Lucie Idlout as part of Planet IndigenUs at Harbourfront Centre’s Lakeside Terrace (235 Queens Quay West), Saturday (August 21), 11 pm. Free. 416-973-4000. Rating: NNNNN


Lucie Idlout named her debut album, E5-770, after her mom. In the 30s and 40s, the federal government set out to register the entire Inuit population and give them numbers. In Idlout’s mother’s number, the E was for East, the 5 for the Igloolik/North Baffin region.

“I don’t think people outside of the Inuit know that that was the truth of the history,” says Idlout of her motivation for writing a song about the scheme. “People believe that Canada has a very innocent history, when in fact the skeletons in this country’s closet are pretty sickening.

“I thought it was important for people to know the truth of the past – I mean, without getting political and shoving it down people’s throats. That’s the beauty of music. It’s a great tool in terms of getting messages out there to people without turning them off. Hopefully.”

E5-770: My Mother’s Name is a noisy, crunchy, atmospheric rock record. Idlout’s vocals are deep, raw and passionate. There are elements of PJ Harvey, Crash Vegas and some of the bluesy chop of Tom Waits, whom Idlout admits she admires.

She spent a large part of her young years in Iqaluit in the Northwest Territories, where it gets all kinds of cold and the sun shines 24 hours a day for a couple of weeks in the summer, then hardly at all for a while in the winter.

“I think that may have come through on E5,” she agrees, when I suggest the lack of light had an impact on the record. “There’s no question there’s a darkness and a harshness to it, and of course those elements exist in the North.

“But I’m not sure if it’s because that album was written entirely in Iqaluit or because that’s just where I was at the time in my head and in my life.”

The record was nominated for two Canadian Aboriginal Music Awards last year, the title track refers to Inuit history, and the liner notes include a written lesson on said history, but Idlout wants to avoid being pigeonholed as a native artist. Aside from the songs E5-770 and Aija Ja, which uses a native drum and sounds very aboriginal, Idlout says you don’t necessarily hear the culture in the music. And her upcoming follow-up, she says, has no elements of her culture at all.

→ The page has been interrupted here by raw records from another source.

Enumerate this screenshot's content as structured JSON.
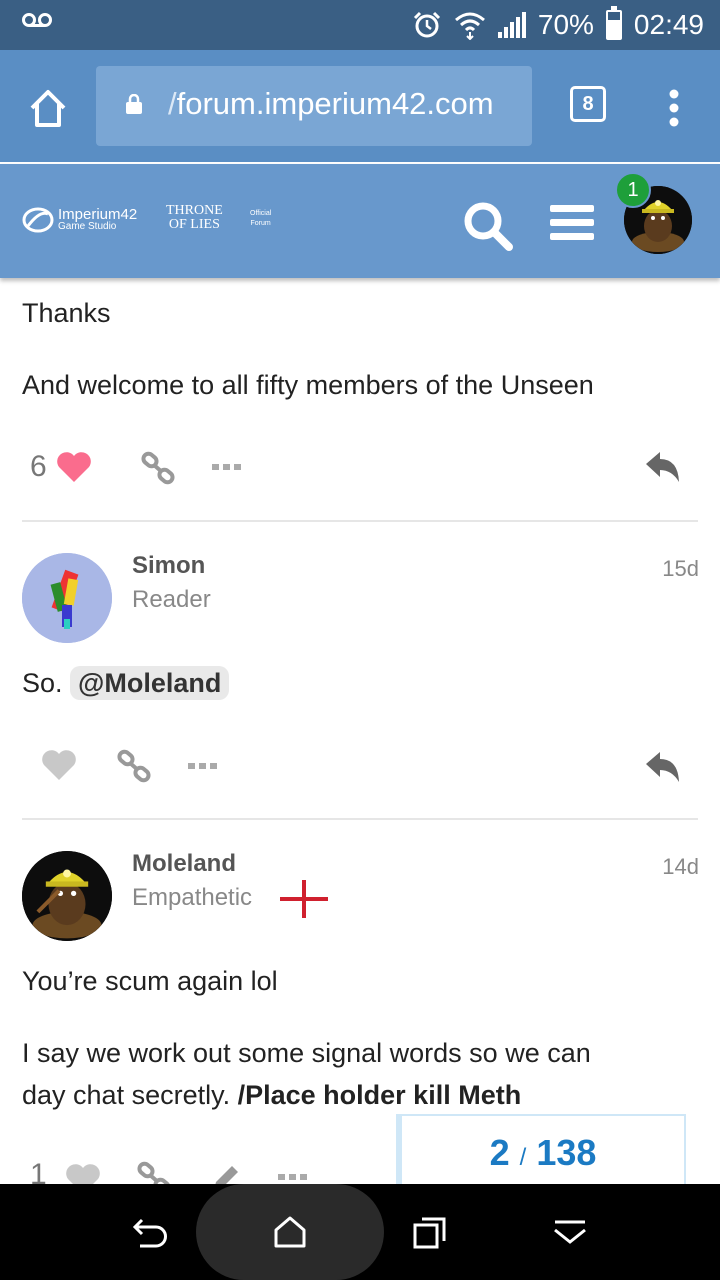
{
  "status_bar": {
    "battery": "70%",
    "battery_level": 0.7,
    "time": "02:49"
  },
  "browser": {
    "url_prefix": "/",
    "url": "forum.imperium42.com",
    "tab_count": "8"
  },
  "forum_header": {
    "logo_name": "Imperium42",
    "logo_sub": "Game Studio",
    "logo2_line1": "THRONE",
    "logo2_line2": "OF LIES",
    "logo3_line1": "Official",
    "logo3_line2": "Forum",
    "notification_count": "1"
  },
  "posts": {
    "prev": {
      "line1": "Thanks",
      "line2": "And welcome to all fifty members of the Unseen",
      "like_count": "6"
    },
    "simon": {
      "username": "Simon",
      "title": "Reader",
      "date": "15d",
      "text": "So.",
      "mention": "@Moleland"
    },
    "moleland": {
      "username": "Moleland",
      "title": "Empathetic",
      "date": "14d",
      "line1": "You’re scum again lol",
      "line2": "I say we work out some signal words so we can",
      "line3a": "day chat secretly.",
      "line3b": "/Place holder kill Meth",
      "like_count": "1"
    }
  },
  "progress": {
    "current": "2",
    "separator": "/",
    "total": "138"
  },
  "colors": {
    "status_bar": "#3a5f84",
    "browser_bar": "#5a8ec4",
    "forum_header": "#6898cc",
    "like_active": "#fa6c8d",
    "progress_text": "#1b7ac3",
    "badge": "#1e9f3a",
    "flair": "#d0202e"
  }
}
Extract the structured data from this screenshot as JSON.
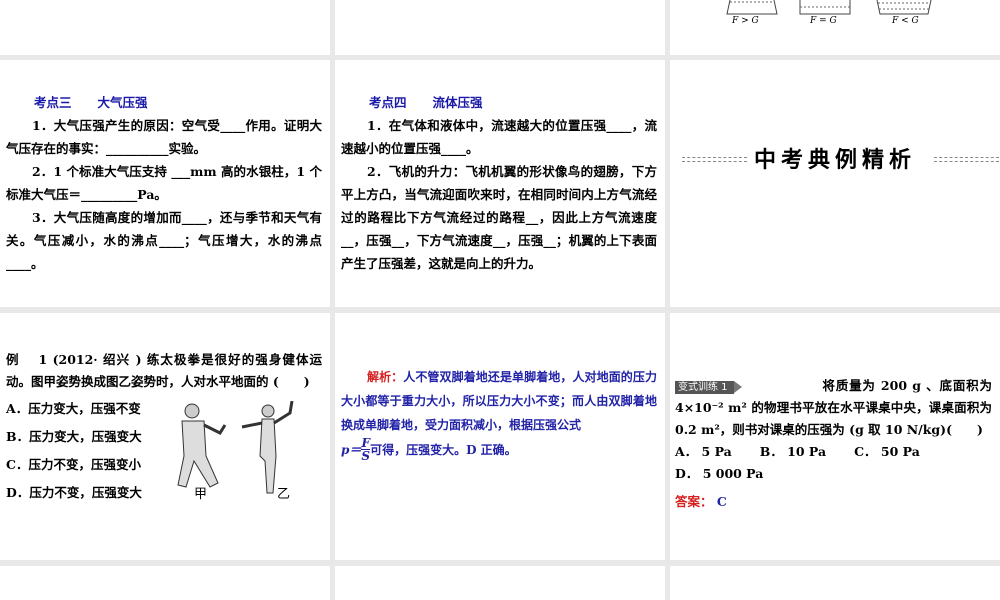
{
  "slide_top_right": {
    "labels": [
      "F > G",
      "F = G",
      "F < G"
    ]
  },
  "slide_kaodian3": {
    "heading_num": "考点三",
    "heading_title": "大气压强",
    "p1": "1．大气压强产生的原因：空气受____作用。证明大气压存在的事实：__________实验。",
    "p2": "2．1 个标准大气压支持 ___mm 高的水银柱，1 个标准大气压＝_________Pa。",
    "p3": "3．大气压随高度的增加而____，还与季节和天气有关。气压减小，水的沸点____；气压增大，水的沸点____。"
  },
  "slide_kaodian4": {
    "heading_num": "考点四",
    "heading_title": "流体压强",
    "p1": "1．在气体和液体中，流速越大的位置压强____，流速越小的位置压强____。",
    "p2": "2．飞机的升力：飞机机翼的形状像鸟的翅膀，下方平上方凸，当气流迎面吹来时，在相同时间内上方气流经过的路程比下方气流经过的路程__，因此上方气流速度__，压强__，下方气流速度__，压强__；机翼的上下表面产生了压强差，这就是向上的升力。"
  },
  "slide_title": {
    "title": "中考典例精析"
  },
  "slide_example": {
    "question": "例　 1 (2012· 绍兴 ) 练太极拳是很好的强身健体运动。图甲姿势换成图乙姿势时，人对水平地面的 (　　)",
    "options": [
      "A．压力变大，压强不变",
      "B．压力变大，压强变大",
      "C．压力不变，压强变小",
      "D．压力不变，压强变大"
    ],
    "fig_labels": [
      "甲",
      "乙"
    ]
  },
  "slide_analysis": {
    "label": "解析：",
    "text": "人不管双脚着地还是单脚着地，人对地面的压力大小都等于重力大小，所以压力大小不变；而人由双脚着地换成单脚着地，受力面积减小，根据压强公式",
    "formula_p": "p＝",
    "formula_num": "F",
    "formula_den": "S",
    "tail": "可得，压强变大。D 正确。"
  },
  "slide_practice": {
    "badge": "变式训练 1",
    "question_line1": "将质量为 200 g 、底面积为",
    "question_rest": "4×10⁻² m² 的物理书平放在水平课桌中央，课桌面积为 0.2 m²，则书对课桌的压强为 (g 取 10 N/kg)(　　)",
    "options": [
      "A． 5 Pa",
      "B． 10 Pa",
      "C． 50 Pa",
      "D． 5 000 Pa"
    ],
    "answer_label": "答案：",
    "answer": "C"
  }
}
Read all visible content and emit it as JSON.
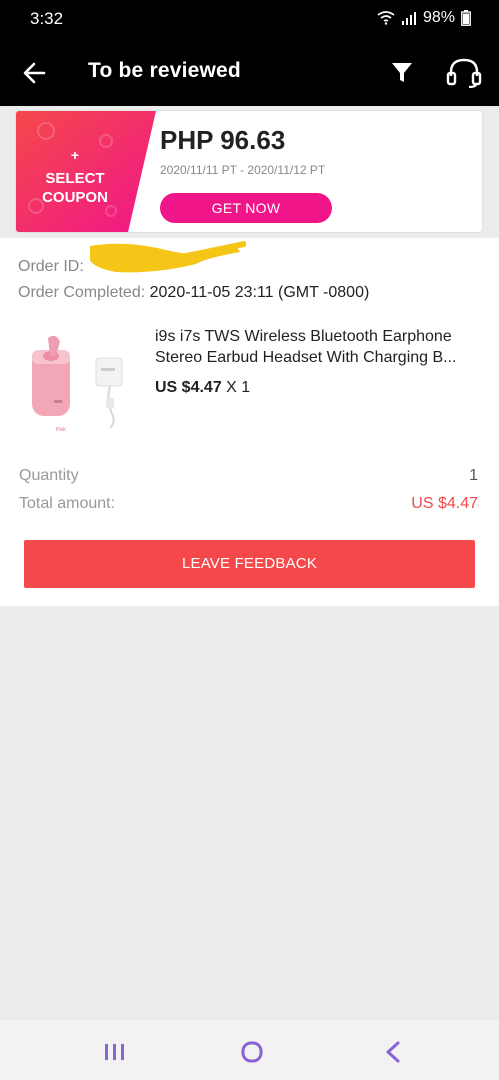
{
  "status_bar": {
    "time": "3:32",
    "battery": "98%"
  },
  "app_bar": {
    "title": "To be reviewed",
    "icons": [
      "back-arrow-icon",
      "filter-icon",
      "headset-icon"
    ]
  },
  "coupon": {
    "plus": "+",
    "label_line1": "SELECT",
    "label_line2": "COUPON",
    "amount": "PHP 96.63",
    "dates": "2020/11/11 PT - 2020/11/12 PT",
    "button_label": "GET NOW",
    "accent_color": "#f0168a",
    "gradient_colors": [
      "#f5484a",
      "#f0168a"
    ]
  },
  "order": {
    "id_label": "Order ID:",
    "id_value": "",
    "completed_label": "Order Completed:",
    "completed_value": "2020-11-05 23:11 (GMT -0800)",
    "product": {
      "title_line1": "i9s i7s TWS Wireless Bluetooth Earphone",
      "title_line2": "Stereo Earbud Headset With Charging B...",
      "price": "US $4.47",
      "quantity_suffix": "X 1",
      "image_caption": "Pink"
    },
    "quantity_label": "Quantity",
    "quantity_value": "1",
    "total_label": "Total amount:",
    "total_value": "US $4.47",
    "feedback_button": "LEAVE FEEDBACK",
    "feedback_color": "#f5484a"
  },
  "nav_bar": {
    "icons": [
      "recents-icon",
      "home-icon",
      "back-icon"
    ],
    "icon_color": "#8a63d2"
  }
}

“I’m just a songwriter who happens to be Inuk. I guess it’s intriguing to people because they don’t know about Inuk culture or land or tradition, but I’m a lot deeper than that.”

So what does it mean to Idlout to be performing at Planet IndigenUs, an international indigenous arts festival?

“I think the beauty of Planet IndigenUs is that it’s going to give people who are not native a lesson on who’s doing what in aboriginal music.

“There are elements of tradition and people who are performing traditional music (at the festival), but then there are those of us who are doing contemporary music that isn’t necessarily relevant to where we come from.”